SOBRE O DIAGNÓSTICO PSIQUIÁTRICO
A terapêutica é tributária do diagnóstico? Em termos rigorosamente médicos, sim. Até porque o diagnóstico médico busca a etiologia.Mas, no caso psiquiátrico as coisas se passam diferentemente. É que o comportamento do paciente afeta e é afetado pelas circunstâncias em volta. Dir-se -ia “ circunstâncias sociais” sob a inspiração do conhecimento sociológico. Mas aqui não nos interessa este conhecimento senão quando inserido nas relações institucionais concretas, ou seja, no funcionamento cotidiano dos serviços de saúde, dos equipamentos, dispositivos etc, tudo o que chamamos de práticas. Assim , o diagnóstico psiquiátrico efetua-se sobre os corpos na medida em que se insere em circunstâncias concretas. Um paciente-internado implica num campo de visibilidade completamente distinto do de um paciente atendido num consultório, por exemplo. A terapêutica empreendida no sanatório pode nada ter a ver com o enunciado diagnóstico. Este talvez sirva à manutenção do hospital enquanto estrutura jurídica e administrativa. Não como clínica. Assim, o diagnóstico psiquiátrico, pelo menos no quadro do funcionamento da forma-hospício, não tem função terapêutica. Fora deste quadro, para além dos muros do hospital, ele segue ainda a forma-hospíco, na medida em que esta forma é invisível. Ela constitui o universo psiquiátrico como visão de mundo, visão de uma certa natureza humana. Não é preciso que o paciente esteja internado. A simples menção de termos como psicose, histeria, demência, alcoolismo e outros, é bastante para produzir efeitos subjetivos de rechaço ao dito portador destas enfermidades. O que queremos ressaltar é o fato de que as circunstâncias em que tais diagnósticos são proferidos são desprezadas em prol de enunciados que “ colam” nas subjetividades. No lugar destas ficam corpos medicalizados, consciências culpáveis e comportamentos observáveis. Sabemos, é claro, que a psiquiatria precisa de um diagnóstico. Antes desta necessidade, contudo, algo mais profundo move as opiniões ( o senso comum e o bom senso). É o império da racionalidade, ou seja, o pressuposto moral das práticas clínicas.
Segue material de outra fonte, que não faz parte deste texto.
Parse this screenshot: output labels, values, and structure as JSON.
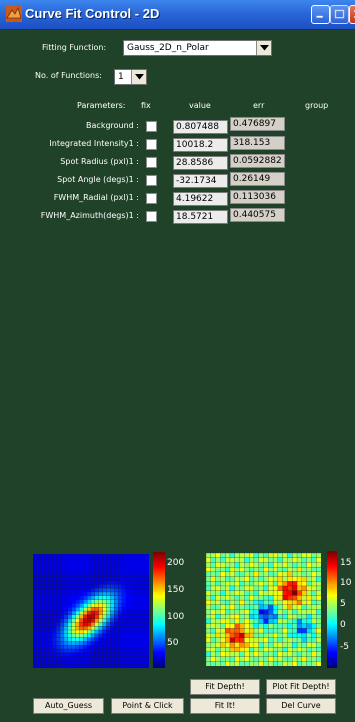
{
  "window": {
    "title": "Curve Fit Control - 2D",
    "buttons": {
      "minimize": "minimize-icon",
      "maximize": "maximize-icon",
      "close": "close-icon"
    }
  },
  "fitting_function": {
    "label": "Fitting Function:",
    "value": "Gauss_2D_n_Polar"
  },
  "num_functions": {
    "label": "No. of Functions:",
    "value": "1"
  },
  "headers": {
    "parameters": "Parameters:",
    "fix": "fix",
    "value": "value",
    "err": "err",
    "group": "group"
  },
  "parameters": [
    {
      "name": "Background :",
      "value": "0.807488",
      "err": "0.476897"
    },
    {
      "name": "Integrated Intensity1 :",
      "value": "10018.2",
      "err": "318.153"
    },
    {
      "name": "Spot Radius (pxl)1 :",
      "value": "28.8586",
      "err": "0.0592882"
    },
    {
      "name": "Spot Angle (degs)1 :",
      "value": "-32.1734",
      "err": "0.26149"
    },
    {
      "name": "FWHM_Radial (pxl)1 :",
      "value": "4.19622",
      "err": "0.113036"
    },
    {
      "name": "FWHM_Azimuth(degs)1 :",
      "value": "18.5721",
      "err": "0.440575"
    }
  ],
  "plots": {
    "left_colorbar_ticks": [
      "200",
      "150",
      "100",
      "50"
    ],
    "right_colorbar_ticks": [
      "15",
      "10",
      "5",
      "0",
      "-5"
    ],
    "colormap": "jet"
  },
  "buttons": {
    "auto_guess": "Auto_Guess",
    "point_click": "Point & Click",
    "fit_depth": "Fit Depth!",
    "plot_fit_depth": "Plot Fit Depth!",
    "fit_it": "Fit It!",
    "del_curve": "Del Curve"
  },
  "colors": {
    "background": "#1f4228",
    "titlebar": "#2a67d8"
  }
}
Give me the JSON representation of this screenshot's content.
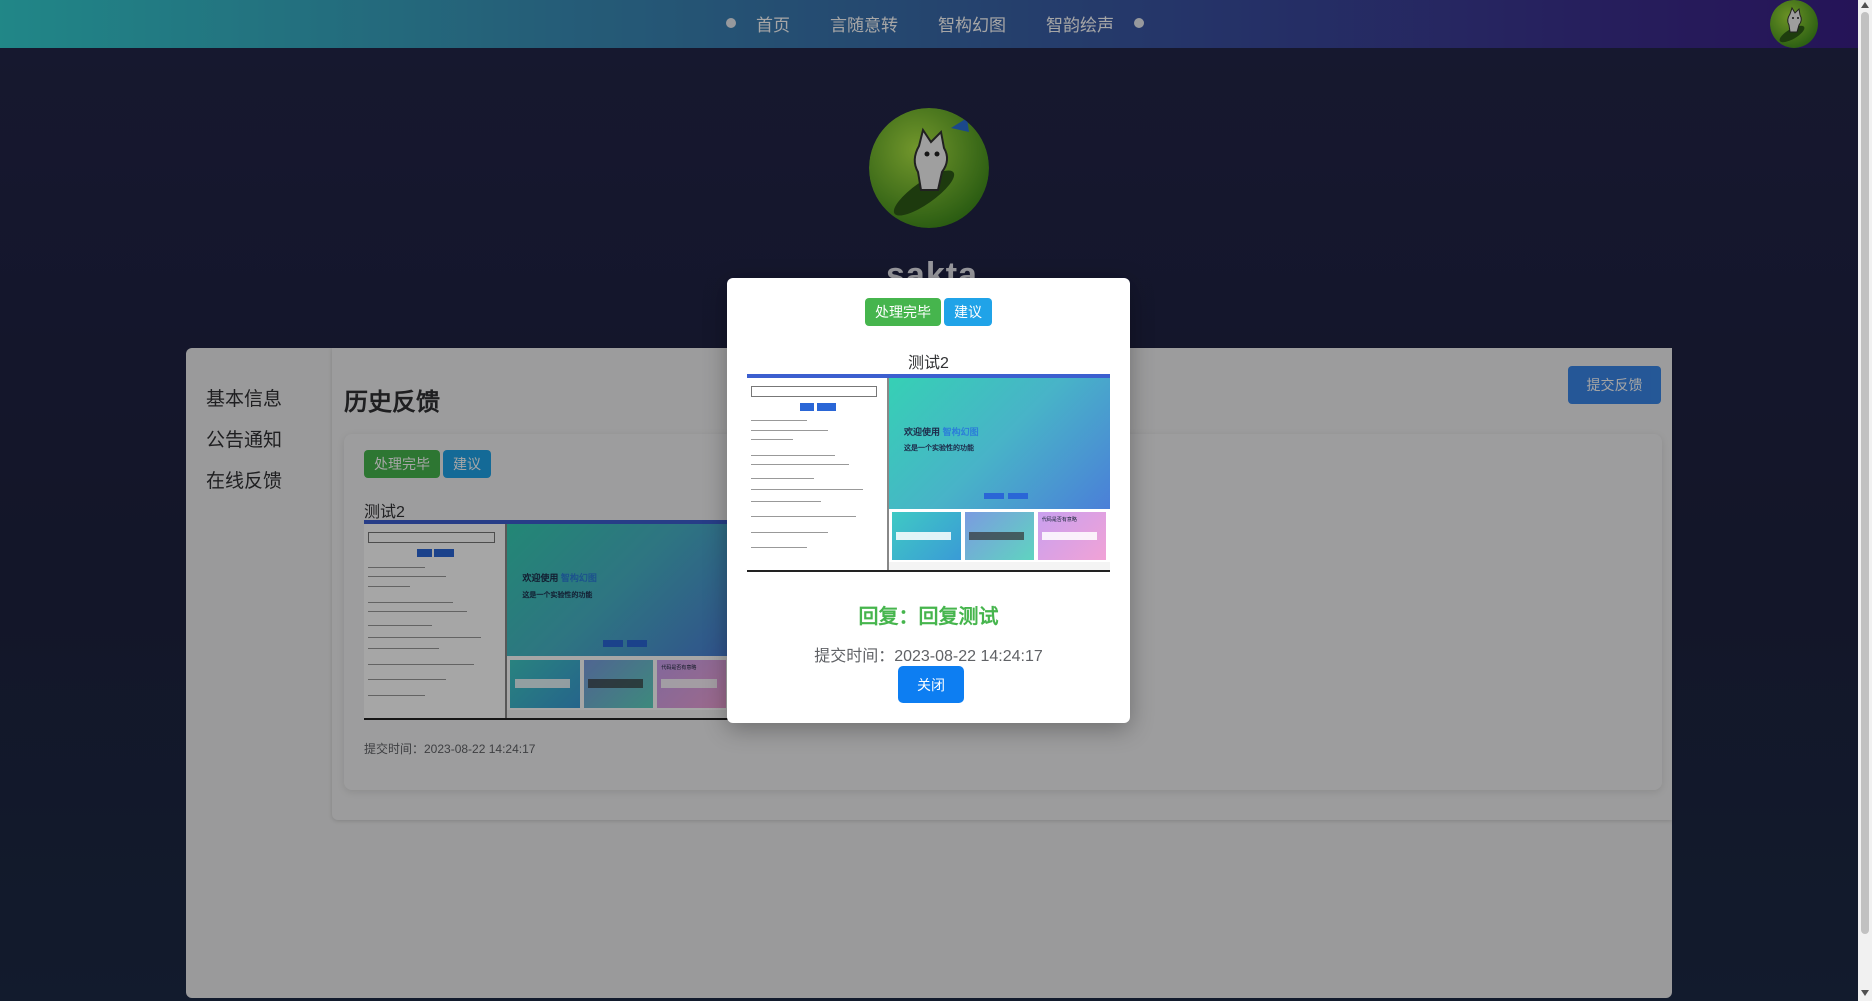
{
  "nav": {
    "items": [
      {
        "label": "首页"
      },
      {
        "label": "言随意转"
      },
      {
        "label": "智构幻图"
      },
      {
        "label": "智韵绘声"
      }
    ]
  },
  "profile": {
    "username": "sakta"
  },
  "sidebar": {
    "items": [
      {
        "label": "基本信息"
      },
      {
        "label": "公告通知"
      },
      {
        "label": "在线反馈"
      }
    ]
  },
  "main": {
    "title": "历史反馈",
    "submit_label": "提交反馈"
  },
  "feedback": {
    "status_tag": "处理完毕",
    "type_tag": "建议",
    "title": "测试2",
    "time_text": "提交时间：2023-08-22 14:24:17",
    "screenshot": {
      "hero_title_prefix": "欢迎使用 ",
      "hero_title_highlight": "智构幻图",
      "hero_subtitle": "这是一个实验性的功能",
      "tile_3_title": "代码是否有意略"
    }
  },
  "modal": {
    "status_tag": "处理完毕",
    "type_tag": "建议",
    "title": "测试2",
    "reply": "回复：回复测试",
    "time_text": "提交时间：2023-08-22 14:24:17",
    "close_label": "关闭"
  },
  "colors": {
    "success": "#46b54d",
    "info": "#20a3e8",
    "primary": "#0d7ef2"
  }
}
Podemos dizer que as circunstâncias institucionais fazem o diagnóstico, não numa relação causa-efeito, mas numa relação de interioridade “ poder-enunciado-ato”. O psiquiatra, enquanto pessoa, não está no jogo. Apenas um desejo como apropriação do objeto e manutenção do status quo da psiquiatria. O mesmo poder-se-ia dizer da medicina em geral ou das ciências humanas(...)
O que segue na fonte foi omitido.